Sir , my query is that in the solutn submitted the leaving flux at x=2l is given as( 2l)1/2 X l2 . but as the electric field is itself along x then why 2l will be used as along x axis it will be zero because cosθ used is perpendicular to surface with electric field axis thus cos90 =0??
θ should be measured between E and perpendicular drawn on the surface
4 particles each of mass m and charge q are held at the corners of a square of side a . they are released at t=0 and move under mutual repulsice force. find the speed of any particle when its distance from the center is double.
potential energy in initial condition = 4*k*q*q/a + 2*k*q*q/a√2
potential energy in final condition = 4*k*q*q/2a + 2*k*q*q/2a√2
and kinetic energy in the final condition = 4*mv2/2
now use energy conservation
a point charge q is placed at a distance 2r from the centre O of a conducting charged sphere of radius r. due to induced charges on the sphere , find the elecric potential at point P on the surface of sphere in volt if kq/r =18V.
potential at the centre due to q = kq/2r = 9 V
potential at centre due to surface charge = 0 V
total potential = 9 V
now at surface potential due to q = kq/r = 18 V
but it should be 9 V totally so due to surface induction, potential will be -9V
the electric field vector is given by E=a(x)½ iˆ.find the flux through a cube bounded by surfaces x=l ,x=2l, y=0 ,y=l, z=0, z=l
entering flux at x=l will be a(l)1/2 * l2
leaving flux at x=2l will be a(2l)1/2 * l2
so net flux will be the difference of these 2 flux
What would be the Potential energy of two points charges q &-q which r separated by a dist d ( IF POTENTIAL AT MID PT IS TAKEN TO BE ZERO)
potential energy = -kqq/d
CHARGES ARE PLACED ON VERTICES OF A SQ. WITH a, b HAS +q & c,d has -q charge . LET E ELECTRIC FIELD & V IS POT. AT CENTRE . IF CHARGES ON a &b R INTERCHANGED WITH THOSE OF c& d RESPTLY THEN E CHANGES WHY??
in this case magnitude will remain same.

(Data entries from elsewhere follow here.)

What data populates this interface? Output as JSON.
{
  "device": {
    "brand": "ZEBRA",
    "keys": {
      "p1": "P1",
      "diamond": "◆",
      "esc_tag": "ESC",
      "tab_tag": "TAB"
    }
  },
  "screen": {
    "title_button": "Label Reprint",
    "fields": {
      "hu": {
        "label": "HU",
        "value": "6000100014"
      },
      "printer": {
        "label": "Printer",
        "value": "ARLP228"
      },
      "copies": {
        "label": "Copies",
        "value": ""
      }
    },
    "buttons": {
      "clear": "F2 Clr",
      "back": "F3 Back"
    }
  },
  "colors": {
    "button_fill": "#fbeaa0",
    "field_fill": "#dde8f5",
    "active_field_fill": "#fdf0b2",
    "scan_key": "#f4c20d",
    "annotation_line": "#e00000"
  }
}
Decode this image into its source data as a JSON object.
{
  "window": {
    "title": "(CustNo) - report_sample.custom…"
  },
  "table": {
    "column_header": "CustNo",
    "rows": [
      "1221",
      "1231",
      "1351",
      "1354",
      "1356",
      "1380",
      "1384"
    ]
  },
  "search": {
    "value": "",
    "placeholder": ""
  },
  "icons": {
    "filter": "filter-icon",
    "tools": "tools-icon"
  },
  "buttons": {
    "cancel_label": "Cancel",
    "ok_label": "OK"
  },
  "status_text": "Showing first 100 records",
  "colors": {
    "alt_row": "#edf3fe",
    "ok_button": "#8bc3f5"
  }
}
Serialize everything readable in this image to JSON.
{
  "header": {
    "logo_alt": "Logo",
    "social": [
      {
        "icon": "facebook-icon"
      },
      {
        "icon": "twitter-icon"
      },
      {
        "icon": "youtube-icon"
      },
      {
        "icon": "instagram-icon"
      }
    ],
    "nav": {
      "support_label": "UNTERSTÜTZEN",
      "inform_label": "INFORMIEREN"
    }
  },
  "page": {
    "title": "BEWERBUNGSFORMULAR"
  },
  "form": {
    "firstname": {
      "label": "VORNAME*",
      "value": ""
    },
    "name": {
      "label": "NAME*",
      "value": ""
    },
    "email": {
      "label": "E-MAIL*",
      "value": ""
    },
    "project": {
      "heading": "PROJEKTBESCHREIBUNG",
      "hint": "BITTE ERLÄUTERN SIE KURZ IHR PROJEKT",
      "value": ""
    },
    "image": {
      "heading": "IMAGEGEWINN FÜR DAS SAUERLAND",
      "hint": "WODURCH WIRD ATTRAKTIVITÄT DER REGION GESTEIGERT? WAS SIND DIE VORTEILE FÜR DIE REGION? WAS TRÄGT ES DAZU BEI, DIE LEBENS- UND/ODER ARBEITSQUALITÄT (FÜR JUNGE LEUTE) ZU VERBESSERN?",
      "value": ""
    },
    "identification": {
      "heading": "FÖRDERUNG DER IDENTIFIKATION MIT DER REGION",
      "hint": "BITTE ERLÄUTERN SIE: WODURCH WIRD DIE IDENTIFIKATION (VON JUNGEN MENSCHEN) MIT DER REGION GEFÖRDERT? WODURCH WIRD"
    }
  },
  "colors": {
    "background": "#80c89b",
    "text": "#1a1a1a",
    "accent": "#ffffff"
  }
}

Only direction of E will change.
IN THE SOLUTION GIVEN BY AMIT TO MY PREVIOUS QUERY , THE FORMULA USED IS E=kq/r ,SIR I WANT TO KNOW IS IT IS CORRECT , DON'T YOU THINK IT SHOULD BE E=kq/r2 ??
yes you are right
A point charge q is placed off centre at point c inside a thick spherical shelll of inner radius a and outer radius b. Shell is neutral and conducting. OA =ra , OB = rb & OC = rc. Then the potential at centre of shell will be ( also show the distribution of charges )
Distribution: at C q, at inner surface -q, at outer surface +q
so potential at centre = kq/rc -kq/a + kq/b
A particle P of charge q and mass m is placed at a point in gravity free space and its free to move. another particle Q , of same charge and mass , is projected from a distance r from P with an initial speed v0 towards p . Initially the distance between P and Q decreases and then increases. Then what will be the speeds of particles P and Q when their separation is minimum?
by momentum conservation mv0 = 2mv1
so v1 = v0/2